Photo: Harry Carpenter
Maybe it was the beers, or maybe too many hours in the glaring sun was having a similar effect, but lap 2 was quite a bit more exciting. Not sure how exactly many people were on Willunga Hill, but pretty much every cycling fan at the TDU had to have been up there. The volume steadily rose, the dance moves were ramping up in intensity, and then after a few more sirens the human blur called Richie Porte blew by us at a very high rate of speed. It happened so quickly there was no time for anything more witty than "RICHIE!!!" and that was that. Chasers followed, more of a procession really, then we spotted our hero Lachie.
Imagine riding at World Tour pace for nearly four hours in the hot Adelaide sun. You're minutes from the end of a long race, then you see a huge bunch of skulls floating atop 91 Socceroos jerseys holding giant cutouts of your head chanting "Get lit for Lachie!" and other such encouragements at the top of their lungs while running alongside you up Old Willunga Hill. It would have to be confronting. But Lachlan is a legend and we love him and he steadily pedalled away in what looked to be equal parts amusement and bemusement. Legend!
After the buzz of the race is was time to roll out and make our way back to the city.
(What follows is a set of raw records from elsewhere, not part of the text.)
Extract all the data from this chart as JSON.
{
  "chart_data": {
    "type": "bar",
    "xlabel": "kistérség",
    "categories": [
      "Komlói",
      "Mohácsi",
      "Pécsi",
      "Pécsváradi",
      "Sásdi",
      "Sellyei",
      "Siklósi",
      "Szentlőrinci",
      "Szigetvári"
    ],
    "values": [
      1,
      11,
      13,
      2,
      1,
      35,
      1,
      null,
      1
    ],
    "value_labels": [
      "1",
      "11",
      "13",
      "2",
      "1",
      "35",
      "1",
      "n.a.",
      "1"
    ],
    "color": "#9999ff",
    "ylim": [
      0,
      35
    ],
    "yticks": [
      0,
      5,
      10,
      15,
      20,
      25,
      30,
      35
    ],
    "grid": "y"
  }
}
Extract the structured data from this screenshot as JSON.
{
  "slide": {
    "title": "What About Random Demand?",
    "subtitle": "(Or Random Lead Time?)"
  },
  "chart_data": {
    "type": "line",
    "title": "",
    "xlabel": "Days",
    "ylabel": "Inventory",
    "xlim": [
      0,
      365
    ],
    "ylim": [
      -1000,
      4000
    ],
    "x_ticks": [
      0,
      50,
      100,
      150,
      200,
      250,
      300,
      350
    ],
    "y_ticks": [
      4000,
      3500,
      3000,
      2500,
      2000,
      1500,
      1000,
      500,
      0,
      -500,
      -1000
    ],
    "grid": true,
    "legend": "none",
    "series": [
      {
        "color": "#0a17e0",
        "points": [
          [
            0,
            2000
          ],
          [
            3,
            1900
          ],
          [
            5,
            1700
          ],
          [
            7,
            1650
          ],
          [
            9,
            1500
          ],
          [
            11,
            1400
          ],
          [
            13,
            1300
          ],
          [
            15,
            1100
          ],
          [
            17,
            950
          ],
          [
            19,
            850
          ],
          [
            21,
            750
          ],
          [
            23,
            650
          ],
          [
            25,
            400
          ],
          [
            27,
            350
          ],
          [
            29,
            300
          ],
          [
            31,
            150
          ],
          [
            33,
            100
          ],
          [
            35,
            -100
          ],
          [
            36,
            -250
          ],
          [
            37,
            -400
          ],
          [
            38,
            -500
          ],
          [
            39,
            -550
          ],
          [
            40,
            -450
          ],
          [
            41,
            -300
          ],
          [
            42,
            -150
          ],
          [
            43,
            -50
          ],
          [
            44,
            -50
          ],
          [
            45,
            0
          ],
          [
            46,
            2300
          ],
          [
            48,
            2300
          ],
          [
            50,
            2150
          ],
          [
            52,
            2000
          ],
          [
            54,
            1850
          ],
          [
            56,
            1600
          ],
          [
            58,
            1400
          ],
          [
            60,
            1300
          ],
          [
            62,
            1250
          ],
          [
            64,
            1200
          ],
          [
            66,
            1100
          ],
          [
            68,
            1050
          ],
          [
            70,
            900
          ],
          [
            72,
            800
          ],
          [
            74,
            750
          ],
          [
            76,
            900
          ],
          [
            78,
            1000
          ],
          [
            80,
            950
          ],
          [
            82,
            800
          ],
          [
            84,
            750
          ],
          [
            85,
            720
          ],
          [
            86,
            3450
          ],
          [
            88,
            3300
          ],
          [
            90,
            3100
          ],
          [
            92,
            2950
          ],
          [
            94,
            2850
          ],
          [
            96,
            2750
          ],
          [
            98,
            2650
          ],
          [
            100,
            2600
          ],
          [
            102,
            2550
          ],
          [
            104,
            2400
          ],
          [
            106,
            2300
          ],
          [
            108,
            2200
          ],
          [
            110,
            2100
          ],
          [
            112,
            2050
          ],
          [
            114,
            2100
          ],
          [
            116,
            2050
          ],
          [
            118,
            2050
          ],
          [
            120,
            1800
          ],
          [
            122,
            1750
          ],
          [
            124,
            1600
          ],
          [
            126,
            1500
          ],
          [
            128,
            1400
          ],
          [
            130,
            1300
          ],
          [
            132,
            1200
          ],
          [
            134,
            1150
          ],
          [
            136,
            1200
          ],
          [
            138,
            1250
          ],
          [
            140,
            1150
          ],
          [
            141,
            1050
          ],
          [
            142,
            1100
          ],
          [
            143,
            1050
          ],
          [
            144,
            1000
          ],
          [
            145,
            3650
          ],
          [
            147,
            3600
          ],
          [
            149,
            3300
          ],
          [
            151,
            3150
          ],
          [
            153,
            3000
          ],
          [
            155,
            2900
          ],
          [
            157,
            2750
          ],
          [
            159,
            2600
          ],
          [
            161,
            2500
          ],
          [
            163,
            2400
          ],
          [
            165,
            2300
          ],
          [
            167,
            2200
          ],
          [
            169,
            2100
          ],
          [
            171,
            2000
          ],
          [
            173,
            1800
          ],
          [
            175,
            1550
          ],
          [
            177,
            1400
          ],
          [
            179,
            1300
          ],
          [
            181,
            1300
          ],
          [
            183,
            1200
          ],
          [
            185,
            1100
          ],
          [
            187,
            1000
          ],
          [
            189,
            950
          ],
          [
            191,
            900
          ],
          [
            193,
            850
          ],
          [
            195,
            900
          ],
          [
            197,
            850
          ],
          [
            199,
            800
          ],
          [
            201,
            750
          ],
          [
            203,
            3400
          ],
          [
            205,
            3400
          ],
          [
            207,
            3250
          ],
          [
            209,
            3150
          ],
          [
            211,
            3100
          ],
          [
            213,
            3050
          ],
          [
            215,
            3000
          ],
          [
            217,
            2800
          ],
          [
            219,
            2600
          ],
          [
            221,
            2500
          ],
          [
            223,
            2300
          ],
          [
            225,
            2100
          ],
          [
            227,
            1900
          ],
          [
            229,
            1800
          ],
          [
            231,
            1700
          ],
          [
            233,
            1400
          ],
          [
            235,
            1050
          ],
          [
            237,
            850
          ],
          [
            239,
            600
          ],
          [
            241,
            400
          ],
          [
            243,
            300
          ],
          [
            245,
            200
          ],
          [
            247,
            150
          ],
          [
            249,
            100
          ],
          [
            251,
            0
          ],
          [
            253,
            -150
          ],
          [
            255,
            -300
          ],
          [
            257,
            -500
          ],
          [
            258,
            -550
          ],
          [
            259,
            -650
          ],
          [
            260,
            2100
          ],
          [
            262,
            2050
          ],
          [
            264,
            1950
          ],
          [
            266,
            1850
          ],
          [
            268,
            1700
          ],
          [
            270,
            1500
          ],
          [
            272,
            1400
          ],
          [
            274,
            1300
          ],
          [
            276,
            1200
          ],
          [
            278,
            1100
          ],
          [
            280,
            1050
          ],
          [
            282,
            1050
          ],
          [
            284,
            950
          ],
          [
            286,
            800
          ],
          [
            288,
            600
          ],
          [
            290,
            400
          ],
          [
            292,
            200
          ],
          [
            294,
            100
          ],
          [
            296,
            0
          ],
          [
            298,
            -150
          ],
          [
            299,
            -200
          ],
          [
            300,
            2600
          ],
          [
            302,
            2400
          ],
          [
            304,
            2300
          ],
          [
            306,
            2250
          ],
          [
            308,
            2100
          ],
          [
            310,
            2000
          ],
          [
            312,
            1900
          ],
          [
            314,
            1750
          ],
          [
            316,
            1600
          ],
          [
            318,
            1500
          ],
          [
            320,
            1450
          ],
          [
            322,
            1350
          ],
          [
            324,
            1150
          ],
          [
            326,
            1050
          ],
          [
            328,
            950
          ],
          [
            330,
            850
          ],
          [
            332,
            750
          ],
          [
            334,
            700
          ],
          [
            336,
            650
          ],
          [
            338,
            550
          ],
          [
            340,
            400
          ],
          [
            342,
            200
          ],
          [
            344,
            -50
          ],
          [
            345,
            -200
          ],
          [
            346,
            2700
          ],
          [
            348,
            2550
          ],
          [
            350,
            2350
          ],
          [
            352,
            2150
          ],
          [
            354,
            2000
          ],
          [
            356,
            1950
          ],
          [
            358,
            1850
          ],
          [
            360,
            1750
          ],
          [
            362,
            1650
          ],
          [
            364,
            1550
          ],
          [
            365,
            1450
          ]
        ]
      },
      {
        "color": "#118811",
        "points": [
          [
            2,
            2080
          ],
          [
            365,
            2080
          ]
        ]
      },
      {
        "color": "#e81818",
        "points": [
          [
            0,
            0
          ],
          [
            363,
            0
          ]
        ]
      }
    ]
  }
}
While most of the crowds were heading back down the hill to jump on the freeway, we've learned from years past that battling the bike paths with thousands of other hungry and weary cyclists is best avoided. We made our way over the top of Willunga and onto Range Road to take the lumpier but more lightly travelled route home.
Photo: Tristan Cardew
A steep descent down Mount Wilson and we were back on McLaren Flat Road, just north of McLaren Vale. There'll be no stopping this time as everyone was keen to get back to town to freshen up for a well-earned dinner. Back through Clarendon, up and over Blackwood, finishing off with the magical descent of Windy Point. The day saw us ending up with around 120km in the legs and some fantastic memories shared with friends during Australia's greatest cycling event.